I had no desire to talk about Effie or my mother or my father even. The finality of everything crept over me, and I felt a sudden relief.
“I’ll tell Effie to warm up the car,” she said.
When she left the room I went downstairs to the basement. As a child I always found each room to be mysterious, filled with unusual collections of things that were old and misplaced. The pantry was filled with canned food, and in a small box were two pairs of ice skates, most likely Margo’s and Effies, a cardboard box filled with buttons, and a bag of dolls, which were also my sisters’. The laundry room, which smelled strongly of soap, had plastic bins of clothes sealed and stacked against the wall. There was the kitchen, which was devoid of any unexpected oddities, where my mother still fried food to keep the smell from the upstairs area. My father had built the kitchen when he had married his first wife. There was even a sitting area with a television. And all the way in the back was another room where my father kept his things. I had found a locker years ago, and in it was his army suit and a collection of records dating back to the fifties and sixties.
It was that room that I went in. I had forgotten how musty it was. I stood in the darkness grazing my hand along the wall until I found the light switch. I saw the case almost immediately. It was as I had remembered it. It was cumbersome in size – large and black, the leather old and cracked. When I lifted the accordion, it almost fell out; I had taken for granted that the case was latched. The inside was also worn and lined with a deep red velvet material. The accordion itself seemed to be in good condition considering it was probably thirty years old, if not more. When I pressed one of the keys, it emitted a low sigh.
Although I wasn’t even born yet and had never seen him play the accordion, I imagined Margo and Effie as children dancing in the living room and my father sitting in his armchair with the accordion strapped to his chest, smiling and playing, the innocence of their youth captured in a reverie of time.
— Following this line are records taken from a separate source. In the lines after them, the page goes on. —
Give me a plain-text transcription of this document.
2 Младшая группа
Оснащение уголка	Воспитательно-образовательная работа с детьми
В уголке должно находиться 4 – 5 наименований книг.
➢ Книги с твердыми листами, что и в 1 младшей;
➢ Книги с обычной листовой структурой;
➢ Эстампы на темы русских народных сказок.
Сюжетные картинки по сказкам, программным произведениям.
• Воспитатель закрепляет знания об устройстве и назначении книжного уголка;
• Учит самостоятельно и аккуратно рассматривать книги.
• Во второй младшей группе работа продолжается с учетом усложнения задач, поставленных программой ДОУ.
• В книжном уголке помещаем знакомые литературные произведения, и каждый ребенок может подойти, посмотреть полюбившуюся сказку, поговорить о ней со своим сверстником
I realized I had to clasp the latches and carry it upstairs without my mother hearing. Once it was in my arms I went slowly up the stairs, hoping she couldn’t hear the creaking floorboards from her bedroom. I wasn’t sure if Margo had left, but I opened the front door and felt the frigid air hit my face. When I saw Margo’s car double-parked outside of the house, I started to run. It was a clumsy race to the door of the backseat. Effie was sitting in the front.
I rapped at her window quickly, trying not to drop the case I was balancing on one arm. She turned and looked at me, startled and annoyed.
“Open the back door,” I said, huffing. If it wasn’t the weight of the accordion or the cold air that was rattling me, it was my nerves.
“What the hell is that?” she said, and clicked the automatic lock.
I opened the door and carefully placed the accordion behind her seat on the floor of the car. I was terrified my mother would come out and easily spot it on top of the backseat.
“What is that?” she asked again.
“It’s the accordion,” I said, and left.
Margo was leaving the house as I ran back.
“I was looking for you,” she said. “Where did you go?”
“Just to say goodbye to Effie,” I said. Remembering what she had said about never coming back to see us, only I understood the gravity of my words.
I gave her a quick hug and went inside.
Usually at this time I would hear the sound of the television from my father’s bedroom. I thought about my father and how he had been bed-ridden for all those years. Before his illness he had seemed a man of lion proportions, leaving all of us with the illusion that he was invincible. Before he died he had barely been able to sit up on his own and didn’t speak much. I don’t know if it was because he refused to communicate or was no longer able to. In truth, I had prayed for him to be released from his life because I knew that for him it was not worth living. I felt that I had betrayed my mother. I knew she was sleeping. The house was still.